Iceberg-compatible: boolean, int, long, float, double, decimal, date, time, timestamp, timestamptz, string, uuid, binary, fixed, struct, list, map.

The cross_engine_check.query is constrained so it can’t be used to exfiltrate rows or produce non-deterministic comparisons:

  • Aggregates only (COUNT, SUM, AVG, MIN, MAX, …) — no plain row-level SELECT.
  • No non-deterministic functions (NOW(), CURRENT_DATE, RAND(), RANDOM()).
  • No ORDER BY without LIMIT (non-deterministic ordering).

A check runs the same query on each listed engine and flags a breach if the results diverge beyond tolerance — this is the State/Meaning guarantee made measurable: every engine agrees on the numbers.

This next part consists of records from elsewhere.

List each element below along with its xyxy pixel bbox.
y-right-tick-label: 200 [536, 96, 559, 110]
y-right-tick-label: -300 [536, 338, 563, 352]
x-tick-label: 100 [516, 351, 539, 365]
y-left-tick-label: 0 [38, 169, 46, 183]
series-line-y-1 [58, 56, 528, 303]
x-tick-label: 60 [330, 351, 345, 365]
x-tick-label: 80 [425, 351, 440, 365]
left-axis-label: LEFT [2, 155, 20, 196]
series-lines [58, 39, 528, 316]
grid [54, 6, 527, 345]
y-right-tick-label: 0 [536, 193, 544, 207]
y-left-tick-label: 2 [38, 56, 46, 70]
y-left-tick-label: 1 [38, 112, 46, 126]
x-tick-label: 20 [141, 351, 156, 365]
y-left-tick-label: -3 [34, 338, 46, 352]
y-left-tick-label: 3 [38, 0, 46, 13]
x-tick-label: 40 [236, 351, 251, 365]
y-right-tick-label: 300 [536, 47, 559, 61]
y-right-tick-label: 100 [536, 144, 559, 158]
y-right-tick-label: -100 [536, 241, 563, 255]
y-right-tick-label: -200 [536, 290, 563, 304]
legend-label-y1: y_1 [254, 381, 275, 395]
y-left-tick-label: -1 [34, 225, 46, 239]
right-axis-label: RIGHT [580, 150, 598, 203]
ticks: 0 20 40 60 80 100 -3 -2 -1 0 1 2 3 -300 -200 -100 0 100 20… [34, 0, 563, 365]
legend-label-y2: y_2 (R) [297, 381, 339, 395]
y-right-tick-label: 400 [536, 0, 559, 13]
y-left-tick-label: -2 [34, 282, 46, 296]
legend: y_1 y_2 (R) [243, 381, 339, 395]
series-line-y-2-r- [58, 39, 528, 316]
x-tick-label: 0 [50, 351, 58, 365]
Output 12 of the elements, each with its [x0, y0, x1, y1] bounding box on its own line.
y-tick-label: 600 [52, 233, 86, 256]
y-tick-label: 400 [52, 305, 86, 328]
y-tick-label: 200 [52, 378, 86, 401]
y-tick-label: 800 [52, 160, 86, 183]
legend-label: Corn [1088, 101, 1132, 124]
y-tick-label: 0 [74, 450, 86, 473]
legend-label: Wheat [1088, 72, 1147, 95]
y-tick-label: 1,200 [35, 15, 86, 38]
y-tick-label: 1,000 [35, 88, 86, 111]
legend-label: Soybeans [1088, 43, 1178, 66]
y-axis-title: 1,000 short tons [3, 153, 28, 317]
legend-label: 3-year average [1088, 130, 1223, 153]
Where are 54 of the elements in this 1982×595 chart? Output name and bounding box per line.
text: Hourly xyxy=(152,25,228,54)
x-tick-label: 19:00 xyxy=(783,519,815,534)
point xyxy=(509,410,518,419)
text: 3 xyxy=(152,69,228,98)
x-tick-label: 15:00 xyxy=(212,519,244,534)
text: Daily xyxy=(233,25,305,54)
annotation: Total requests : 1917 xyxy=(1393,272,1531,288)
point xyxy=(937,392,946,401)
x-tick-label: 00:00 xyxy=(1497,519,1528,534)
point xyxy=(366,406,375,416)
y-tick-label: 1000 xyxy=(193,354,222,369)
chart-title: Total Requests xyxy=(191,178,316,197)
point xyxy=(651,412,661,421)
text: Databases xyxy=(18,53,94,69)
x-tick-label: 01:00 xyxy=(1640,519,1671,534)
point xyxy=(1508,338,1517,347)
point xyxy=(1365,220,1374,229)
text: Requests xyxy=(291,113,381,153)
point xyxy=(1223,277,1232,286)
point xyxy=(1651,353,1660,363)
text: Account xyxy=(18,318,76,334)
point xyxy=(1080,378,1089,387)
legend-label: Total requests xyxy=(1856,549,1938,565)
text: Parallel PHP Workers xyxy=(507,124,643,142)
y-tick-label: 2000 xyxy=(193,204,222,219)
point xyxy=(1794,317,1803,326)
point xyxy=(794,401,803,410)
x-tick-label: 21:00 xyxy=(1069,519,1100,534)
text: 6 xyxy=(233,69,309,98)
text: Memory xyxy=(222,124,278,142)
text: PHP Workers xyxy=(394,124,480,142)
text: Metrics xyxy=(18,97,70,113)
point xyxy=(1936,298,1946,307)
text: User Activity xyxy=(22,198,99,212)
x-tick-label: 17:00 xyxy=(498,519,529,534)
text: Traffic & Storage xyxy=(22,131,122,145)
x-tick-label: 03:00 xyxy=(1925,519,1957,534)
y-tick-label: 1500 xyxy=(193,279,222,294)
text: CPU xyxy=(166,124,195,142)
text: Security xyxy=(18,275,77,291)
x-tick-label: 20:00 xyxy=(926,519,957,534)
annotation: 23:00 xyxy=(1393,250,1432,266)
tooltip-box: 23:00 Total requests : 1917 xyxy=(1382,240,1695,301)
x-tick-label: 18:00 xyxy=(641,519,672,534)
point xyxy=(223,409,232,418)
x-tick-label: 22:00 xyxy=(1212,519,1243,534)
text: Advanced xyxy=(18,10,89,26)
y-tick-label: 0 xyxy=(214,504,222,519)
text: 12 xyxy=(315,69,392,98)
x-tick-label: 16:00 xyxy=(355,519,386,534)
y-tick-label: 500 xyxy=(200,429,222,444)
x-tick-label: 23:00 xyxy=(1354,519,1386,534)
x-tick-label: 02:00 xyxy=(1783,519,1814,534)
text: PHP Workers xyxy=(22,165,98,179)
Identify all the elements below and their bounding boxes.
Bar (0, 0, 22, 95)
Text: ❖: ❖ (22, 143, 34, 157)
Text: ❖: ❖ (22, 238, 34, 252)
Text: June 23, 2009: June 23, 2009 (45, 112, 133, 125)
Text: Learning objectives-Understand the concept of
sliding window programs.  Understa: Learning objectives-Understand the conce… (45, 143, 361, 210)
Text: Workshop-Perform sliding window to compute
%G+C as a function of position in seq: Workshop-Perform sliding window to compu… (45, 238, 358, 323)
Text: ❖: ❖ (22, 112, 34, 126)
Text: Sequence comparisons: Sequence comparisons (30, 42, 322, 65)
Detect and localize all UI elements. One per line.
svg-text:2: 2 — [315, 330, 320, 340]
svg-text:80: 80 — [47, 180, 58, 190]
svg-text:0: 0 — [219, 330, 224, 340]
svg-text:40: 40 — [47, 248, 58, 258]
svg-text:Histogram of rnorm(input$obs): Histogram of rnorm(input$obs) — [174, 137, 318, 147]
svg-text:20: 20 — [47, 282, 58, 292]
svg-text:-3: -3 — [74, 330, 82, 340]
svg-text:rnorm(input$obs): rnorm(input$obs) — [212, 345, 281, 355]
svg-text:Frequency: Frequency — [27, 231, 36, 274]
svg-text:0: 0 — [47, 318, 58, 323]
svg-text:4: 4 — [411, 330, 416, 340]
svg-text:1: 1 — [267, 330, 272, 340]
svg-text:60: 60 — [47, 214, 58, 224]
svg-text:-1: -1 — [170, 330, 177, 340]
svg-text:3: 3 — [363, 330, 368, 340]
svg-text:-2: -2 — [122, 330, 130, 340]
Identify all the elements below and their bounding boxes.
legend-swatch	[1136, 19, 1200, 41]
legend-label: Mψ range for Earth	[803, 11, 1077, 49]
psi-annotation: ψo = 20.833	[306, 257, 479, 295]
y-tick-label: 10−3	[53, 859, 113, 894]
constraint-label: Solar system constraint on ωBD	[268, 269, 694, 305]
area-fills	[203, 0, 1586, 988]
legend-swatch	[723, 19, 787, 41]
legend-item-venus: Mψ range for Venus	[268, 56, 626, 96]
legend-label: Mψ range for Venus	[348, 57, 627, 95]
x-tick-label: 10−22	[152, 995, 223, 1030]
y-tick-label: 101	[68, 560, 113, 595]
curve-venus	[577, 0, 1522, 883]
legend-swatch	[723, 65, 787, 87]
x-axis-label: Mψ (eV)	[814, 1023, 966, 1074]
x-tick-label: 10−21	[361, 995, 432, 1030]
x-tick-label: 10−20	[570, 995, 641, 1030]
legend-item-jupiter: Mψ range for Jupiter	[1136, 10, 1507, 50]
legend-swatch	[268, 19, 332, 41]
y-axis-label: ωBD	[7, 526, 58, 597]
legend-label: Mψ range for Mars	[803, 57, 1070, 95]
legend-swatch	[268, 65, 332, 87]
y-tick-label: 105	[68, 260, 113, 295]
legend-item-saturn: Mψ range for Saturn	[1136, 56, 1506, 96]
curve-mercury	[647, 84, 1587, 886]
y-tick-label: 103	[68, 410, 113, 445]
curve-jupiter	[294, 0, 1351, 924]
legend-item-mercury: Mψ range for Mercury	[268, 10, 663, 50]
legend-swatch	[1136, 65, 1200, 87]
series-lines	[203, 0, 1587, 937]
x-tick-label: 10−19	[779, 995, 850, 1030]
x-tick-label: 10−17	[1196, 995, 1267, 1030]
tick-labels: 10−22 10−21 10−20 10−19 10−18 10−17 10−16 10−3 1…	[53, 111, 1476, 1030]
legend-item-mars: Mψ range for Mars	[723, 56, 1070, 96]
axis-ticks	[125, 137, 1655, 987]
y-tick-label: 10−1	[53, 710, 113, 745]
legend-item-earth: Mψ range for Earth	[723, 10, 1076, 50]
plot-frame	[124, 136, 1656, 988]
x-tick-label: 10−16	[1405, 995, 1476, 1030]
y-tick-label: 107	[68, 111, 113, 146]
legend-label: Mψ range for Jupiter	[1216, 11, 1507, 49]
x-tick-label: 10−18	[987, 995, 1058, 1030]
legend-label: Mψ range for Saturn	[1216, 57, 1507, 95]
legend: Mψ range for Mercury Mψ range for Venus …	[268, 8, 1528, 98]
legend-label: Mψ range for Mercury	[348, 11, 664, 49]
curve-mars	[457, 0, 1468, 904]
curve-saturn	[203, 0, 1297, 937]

When a DQ contract’s schema evolves, Neksur classifies the change:

ChangeAllowed?
Add a column✅ additive
Remove a column❌ breaking
Change a column type❌ breaking
Narrow optional → required❌ breaking

Neksur can generate a DQ contract from an existing table’s current schema, giving you a baseline to tighten. Author and refine it in the Contract’s State → Quality section in the console.

A breach produces a record in the metadata graph linked to the dataset and the governing Contract, so it shows up in the Contract’s Quality view and in the Activity feed. Combined with the audit chain, this is the Prove job: defensible evidence of whether quality guarantees held over time.